If you do climb a lot, you fall a lot, and climbers can become complacent about the risks of the sport. In truth, I think living as the average Aussie, on a diet of pies and alcohol with too little exercise is much more risky than rock climbing, but yesterday I was reminded that complacency can kill.
Both Doug and I have come dangerously close to abseiling off the end of a rope. Doug, in fact, did abseil off the end of his rope but he was so close to the ground when the tails of the rope went through his device that he was not hurt. My incident was similar, but a little less bad. With rope stretch, I reached the ground but once my weight was off the rope, one end of the rope was hanging a metre above the ground.
Although I don’t believe the much vaunted axiom that “descending is the most dangerous part of climbing,” abseil/lowering accidents are more common than they should be within the sport of climbing, and many high level climbers, such as Dave Macleod, Brad Gobright, and Kelly Cordes, have been involved in such accidents (Gobright died).

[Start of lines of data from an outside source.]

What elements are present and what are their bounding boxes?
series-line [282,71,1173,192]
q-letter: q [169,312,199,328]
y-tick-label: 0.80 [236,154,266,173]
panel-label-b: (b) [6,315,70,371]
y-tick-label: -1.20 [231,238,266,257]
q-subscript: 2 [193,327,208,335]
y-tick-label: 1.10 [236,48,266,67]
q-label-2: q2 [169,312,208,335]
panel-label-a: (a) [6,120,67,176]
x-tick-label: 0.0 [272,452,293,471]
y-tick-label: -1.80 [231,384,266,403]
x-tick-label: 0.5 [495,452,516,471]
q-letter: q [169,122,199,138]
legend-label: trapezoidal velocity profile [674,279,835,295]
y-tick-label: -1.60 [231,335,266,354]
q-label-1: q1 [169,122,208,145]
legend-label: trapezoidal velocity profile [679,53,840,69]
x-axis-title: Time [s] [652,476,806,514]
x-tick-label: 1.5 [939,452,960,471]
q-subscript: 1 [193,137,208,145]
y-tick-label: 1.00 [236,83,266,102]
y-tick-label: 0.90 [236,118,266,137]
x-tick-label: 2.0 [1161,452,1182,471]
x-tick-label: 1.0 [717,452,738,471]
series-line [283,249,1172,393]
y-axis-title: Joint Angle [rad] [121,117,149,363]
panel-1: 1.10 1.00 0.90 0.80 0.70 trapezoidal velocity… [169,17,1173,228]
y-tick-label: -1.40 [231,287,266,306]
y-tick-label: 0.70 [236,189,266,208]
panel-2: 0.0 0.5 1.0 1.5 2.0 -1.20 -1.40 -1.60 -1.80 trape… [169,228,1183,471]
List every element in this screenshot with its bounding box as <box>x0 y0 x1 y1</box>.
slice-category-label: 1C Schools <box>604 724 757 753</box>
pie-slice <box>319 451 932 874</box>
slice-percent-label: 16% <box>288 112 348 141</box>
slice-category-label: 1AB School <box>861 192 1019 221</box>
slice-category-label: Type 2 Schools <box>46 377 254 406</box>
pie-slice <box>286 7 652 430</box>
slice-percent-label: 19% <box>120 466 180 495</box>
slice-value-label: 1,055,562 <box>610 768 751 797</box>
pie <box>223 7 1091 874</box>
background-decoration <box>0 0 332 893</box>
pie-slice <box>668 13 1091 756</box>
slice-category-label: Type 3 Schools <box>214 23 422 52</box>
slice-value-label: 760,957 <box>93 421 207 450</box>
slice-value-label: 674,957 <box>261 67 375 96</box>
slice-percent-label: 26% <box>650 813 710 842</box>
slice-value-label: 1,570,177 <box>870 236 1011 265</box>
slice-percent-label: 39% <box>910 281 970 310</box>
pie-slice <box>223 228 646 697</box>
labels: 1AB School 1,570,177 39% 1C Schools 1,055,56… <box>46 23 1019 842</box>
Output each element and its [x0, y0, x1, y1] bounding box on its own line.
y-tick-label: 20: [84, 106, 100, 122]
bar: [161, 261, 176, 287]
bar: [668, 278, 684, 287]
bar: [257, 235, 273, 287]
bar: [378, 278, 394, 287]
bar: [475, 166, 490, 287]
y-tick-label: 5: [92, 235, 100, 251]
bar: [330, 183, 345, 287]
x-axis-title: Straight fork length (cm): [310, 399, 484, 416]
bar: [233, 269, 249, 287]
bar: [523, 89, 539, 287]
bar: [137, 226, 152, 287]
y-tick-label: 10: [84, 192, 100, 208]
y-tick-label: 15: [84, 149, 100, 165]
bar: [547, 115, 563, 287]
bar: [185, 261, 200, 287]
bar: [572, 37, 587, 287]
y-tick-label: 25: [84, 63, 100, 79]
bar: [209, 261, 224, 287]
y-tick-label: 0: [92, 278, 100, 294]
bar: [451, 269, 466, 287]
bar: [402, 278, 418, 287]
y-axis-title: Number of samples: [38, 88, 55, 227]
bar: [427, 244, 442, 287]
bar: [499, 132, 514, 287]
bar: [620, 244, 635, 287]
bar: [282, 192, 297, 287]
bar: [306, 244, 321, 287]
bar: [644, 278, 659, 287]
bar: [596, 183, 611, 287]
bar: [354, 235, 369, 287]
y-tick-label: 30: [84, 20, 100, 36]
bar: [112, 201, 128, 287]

Yesterday, Doug almost joined the coterie of climbers who have been involved in an abseil/lowering accident. The details are not all that relevant and are somewhat complicated to explain. Suffice to say that we almost made a fatal mistake simply because we have climbed, abseiled, lowered so many times that familiarity has dulled our sense of caution. The moral of the story, if there is one, is always check that the lower/abseil is correctly set up before unclipping from the anchors.
1Some sport climbs are so poorly bolted that falling is a significant risk.